Soil Organic Matter Responses to Chronic Nitrogen Additions at the Harvard Forest

Poster Number: 
382
Presenter/Primary Author: 
Richard Bowden
Co-Authors: 
Serita D. Frey
Co-Authors: 
Scott Ollinger
Co-Authors: 
Rich Maclean
Co-Authors: 
Michelle Day
Co-Authors: 
Knute Nadelhoffer
Co-Authors: 
Jim LeMoine
Co-Authors: 
Adrien Finzi
Co-Authors: 
Edward Brzostek
Co-Authors: 
Christy Goodale
Co-Authors: 
April Melvin
Co-Authors: 
Marissa Weiss

The Chronic Nitrogen Addition Experiment at the Harvard Forest was initiated in 1988 to better understand the process of forest N saturation due to anthropogenic N deposition. Presently, there is great interest in understanding and quantifying impacts of deliberate (forest fertilization) or inadvertent (atmospheric deposition) additions of nitrogen on forest growth as a means to enhance forest uptake of atmospheric C and subsequent storage within biomass and soil. For 20 years, plots within an approximately 100 year-old mixed hardwood forest have received N additions equivalent to 0 (Control), 50 (Low N), and 100 (High N) kg N ha-1 y-1. In 2008, as part of an extensive examination of long-term effects, we examined C dynamics at this site to better understand the response of these N additions on C stocks and processes. We have found that long-term N additions are increasing soil C stocks and altering important biological processes.

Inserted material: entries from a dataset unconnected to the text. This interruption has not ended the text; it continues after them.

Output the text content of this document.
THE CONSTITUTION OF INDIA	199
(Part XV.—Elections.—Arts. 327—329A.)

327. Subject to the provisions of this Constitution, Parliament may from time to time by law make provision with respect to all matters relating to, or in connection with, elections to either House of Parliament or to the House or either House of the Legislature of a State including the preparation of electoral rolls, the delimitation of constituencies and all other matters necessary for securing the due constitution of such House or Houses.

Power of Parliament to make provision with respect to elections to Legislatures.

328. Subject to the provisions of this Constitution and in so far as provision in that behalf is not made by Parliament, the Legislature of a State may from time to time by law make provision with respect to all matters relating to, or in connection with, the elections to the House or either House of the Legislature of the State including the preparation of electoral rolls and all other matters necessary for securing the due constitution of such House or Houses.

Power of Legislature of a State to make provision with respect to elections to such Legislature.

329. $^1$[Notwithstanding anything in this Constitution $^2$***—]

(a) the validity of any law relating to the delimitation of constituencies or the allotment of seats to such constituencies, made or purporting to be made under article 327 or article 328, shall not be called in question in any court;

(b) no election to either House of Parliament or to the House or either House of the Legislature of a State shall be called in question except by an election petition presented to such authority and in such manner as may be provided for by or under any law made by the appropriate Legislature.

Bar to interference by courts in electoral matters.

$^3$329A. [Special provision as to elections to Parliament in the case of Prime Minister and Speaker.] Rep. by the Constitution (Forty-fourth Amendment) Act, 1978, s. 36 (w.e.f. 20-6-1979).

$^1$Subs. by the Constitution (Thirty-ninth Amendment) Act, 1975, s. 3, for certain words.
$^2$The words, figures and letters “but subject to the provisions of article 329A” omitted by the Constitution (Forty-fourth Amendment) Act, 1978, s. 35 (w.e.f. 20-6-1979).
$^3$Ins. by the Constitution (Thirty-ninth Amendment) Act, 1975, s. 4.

Forest floor mass (Oe and Oa horizons) has increased from approximately 12500 g m-2 to over 20,000 g m-2. Mineral soil C, measured to 50 cm depth, has also increased. Total soil C including both forest floor and mineral soil has increased from less than 12500 g m-2 in the Control plot to over 20,000 g m-2 in the High N plot. Interestingly, litterfall mass is not consistently greater in the N addition plots than in the control, suggesting that alterations in decomposition are responsible for the additional stored C. In support of this, we find that microbial biomass in the forest floor of the High N plot is only approximately one-fourth of the mass found in the High N plot; the Low N plot falls in between. Relatedly, soil enzyme activity and soil respiration are dramatically lower in the N addition plots than it is in the Control plot. Our results suggest that in other mixed deciduous sites across the region, organic matter may accumulate in forest floor and mineral soil as atmospheric N deposition increases or where forest management involves N fertilization. However, the long-term trajectory of this accumulation, as well as long-term consequences on nutrient cycling and the quality of stored organic matter, remain unclear.